When we’re little, we start learning about our body parts. We even sing songs about them—”Head, Shoulders, Knees, and Toes,” “The Hokey Pokey,” and others. Very early in life, we physically locate ourselves in the world by naming what’s part of us, and our social environment reinforces this curiosity.
But what about the parts of the mind?
We might get vague hints that the mind has something like parts. Many of us are exposed to the idea, in one way or another, that the “head” and “heart” can be in conflict. Or we notice that sometimes we think or feel one thing but say or do another. But mostly, we go through life using our mental head, shoulders, knees, and toes… without ever realizing we have them.
Granted, the mind is more complicated and abstract, so educational songwriters have their work cut out for the psychological version of “The Hokey Pokey” (as long as they don’t use ChatGPT). Even so, there’s a real need for clearer ways to understand our inner worlds and to see our mind and self as made up of many parts working together.
There’s a therapy called Internal Family Systems (IFS), which is relevant to this topic. Basically, IFS proposes that our mind is not a single, unified voice, but rather, an internal community or family made up of distinct parts, each with its own role, perspective, and emotions.
Although I accept the central premise of IFS—that the mind has parts—I am not a fan of the verbiage it uses to describe said parts. Therapy, in general, has a relatability problem. A lot of the language we use ends up sounding mystical, overly clinical, or just plain corny. You know, either leaning too far into woo-woo or trying way too hard to sound smart.

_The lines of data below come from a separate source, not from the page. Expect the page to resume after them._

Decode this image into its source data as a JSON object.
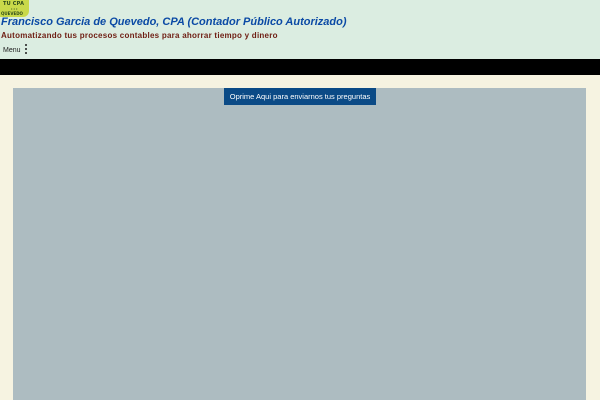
{
  "logo": {
    "top_text": "TU CPA",
    "bottom_text": "QUEVEDO"
  },
  "header": {
    "title": "Francisco Garcia de Quevedo, CPA (Contador Público Autorizado)",
    "tagline": "Automatizando tus procesos contables para ahorrar tiempo y dinero"
  },
  "menu": {
    "label": "Menu",
    "icon": "vertical-ellipsis-icon"
  },
  "content": {
    "cta_label": "Oprime Aqui para enviarnos tus preguntas"
  },
  "colors": {
    "header_bg": "#dbede1",
    "page_bg": "#f6f3e1",
    "title": "#0b4aa5",
    "tagline": "#6e1d12",
    "content_bg": "#adbcc1",
    "button_bg": "#0b4a86"
  }
}
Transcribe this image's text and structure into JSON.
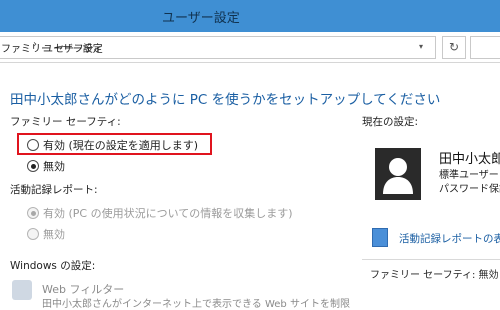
{
  "window": {
    "title": "ユーザー設定"
  },
  "address": {
    "crumbs": [
      "ファミリー セーフティ",
      "ユーザー設定"
    ]
  },
  "heading": "田中小太郎さんがどのように PC を使うかをセットアップしてください",
  "family_safety": {
    "label": "ファミリー セーフティ:",
    "options": [
      {
        "label": "有効 (現在の設定を適用します)",
        "checked": false
      },
      {
        "label": "無効",
        "checked": true
      }
    ]
  },
  "activity_report": {
    "label": "活動記録レポート:",
    "options": [
      {
        "label": "有効 (PC の使用状況についての情報を収集します)",
        "checked": true,
        "disabled": true
      },
      {
        "label": "無効",
        "checked": false,
        "disabled": true
      }
    ]
  },
  "windows_settings": {
    "label": "Windows の設定:",
    "web_filter": "Web フィルター",
    "web_filter_desc": "田中小太郎さんがインターネット上で表示できる Web サイトを制限"
  },
  "current_settings": {
    "label": "現在の設定:",
    "user_name": "田中小太郎",
    "account_type": "標準ユーザー",
    "password_status": "パスワード保護",
    "report_link": "活動記録レポートの表示",
    "family_safety_row": "ファミリー セーフティ:  無効"
  },
  "colors": {
    "titlebar": "#3f8fd3",
    "heading": "#1b5fa3",
    "highlight": "#e0141e"
  }
}
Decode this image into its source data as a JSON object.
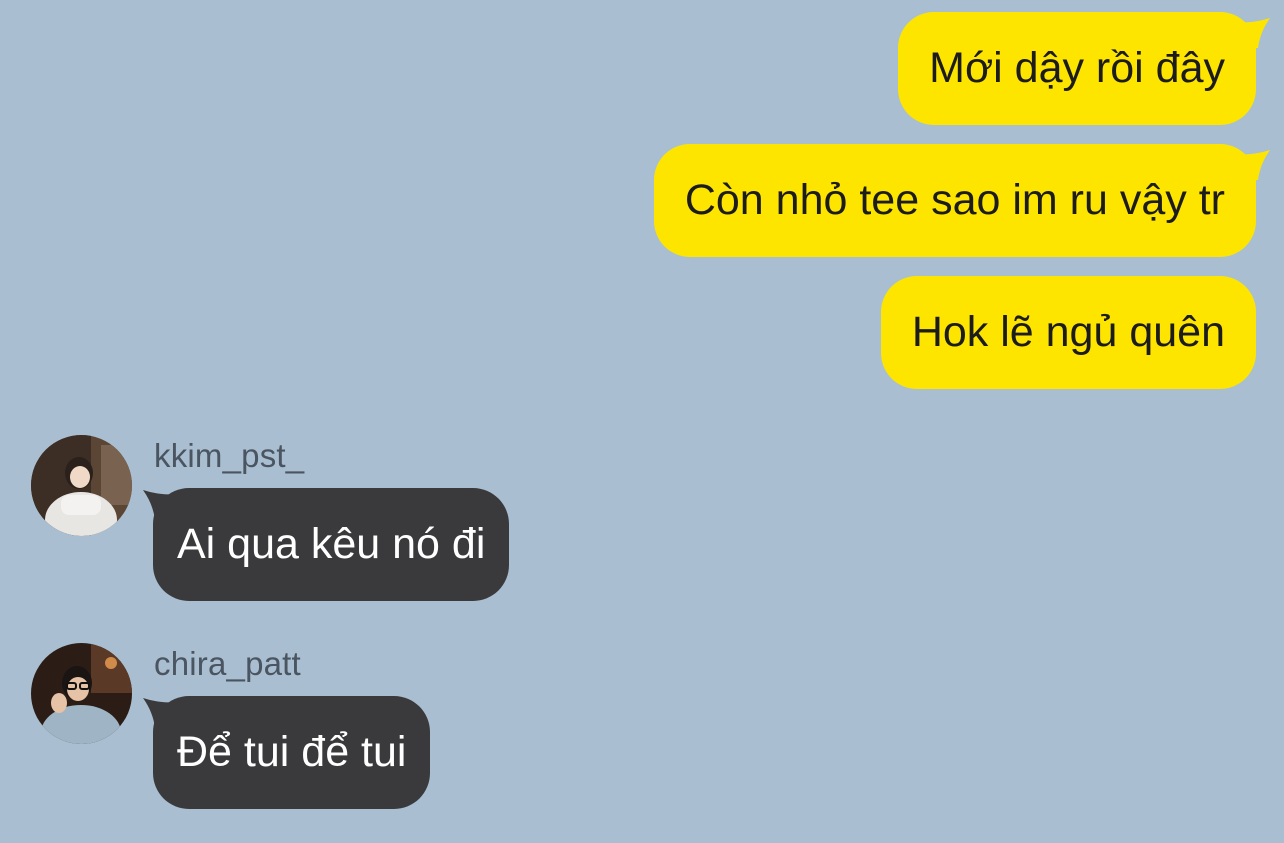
{
  "colors": {
    "background": "#a9bfd1",
    "outgoing_bubble": "#fee500",
    "incoming_bubble": "#3a3a3c",
    "sender_name": "#4a5561"
  },
  "outgoing_messages": [
    {
      "text": "Mới dậy rồi đây"
    },
    {
      "text": "Còn nhỏ tee sao im ru vậy tr"
    },
    {
      "text": "Hok lẽ ngủ quên"
    }
  ],
  "incoming_messages": [
    {
      "sender": "kkim_pst_",
      "avatar_icon": "profile-photo-icon",
      "text": "Ai qua kêu nó đi"
    },
    {
      "sender": "chira_patt",
      "avatar_icon": "profile-photo-icon",
      "text": "Để tui để tui"
    }
  ]
}
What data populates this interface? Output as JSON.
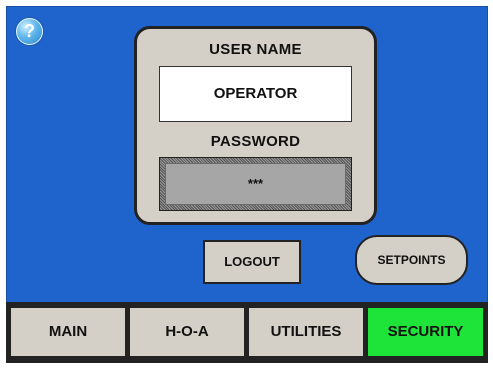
{
  "help": {
    "icon": "question-mark-icon",
    "glyph": "?"
  },
  "login": {
    "username_label": "USER NAME",
    "username_value": "OPERATOR",
    "password_label": "PASSWORD",
    "password_value": "***"
  },
  "buttons": {
    "logout_label": "LOGOUT",
    "setpoints_label": "SETPOINTS"
  },
  "tabs": [
    {
      "label": "MAIN"
    },
    {
      "label": "H-O-A"
    },
    {
      "label": "UTILITIES"
    },
    {
      "label": "SECURITY",
      "active": true
    }
  ],
  "colors": {
    "screen_background": "#1f63cc",
    "panel_background": "#d4d0c8",
    "active_tab": "#1ee43a"
  }
}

So, here’s my attempt to name some of the core parts of the mind hopefully using more straightforward language.
This is by no means an exhaustive list. It’s just a starting point. The goal is to see the mind as a system of interconnected parts. This helps us work with, not against, our inner contradictions. It reduces judgment and opens space to explore the deeper functions of our thoughts, feelings, and behaviors.
And instead of just beating ourselves up for the last dumb thing we did, we can begin asking: What part of me is this serving?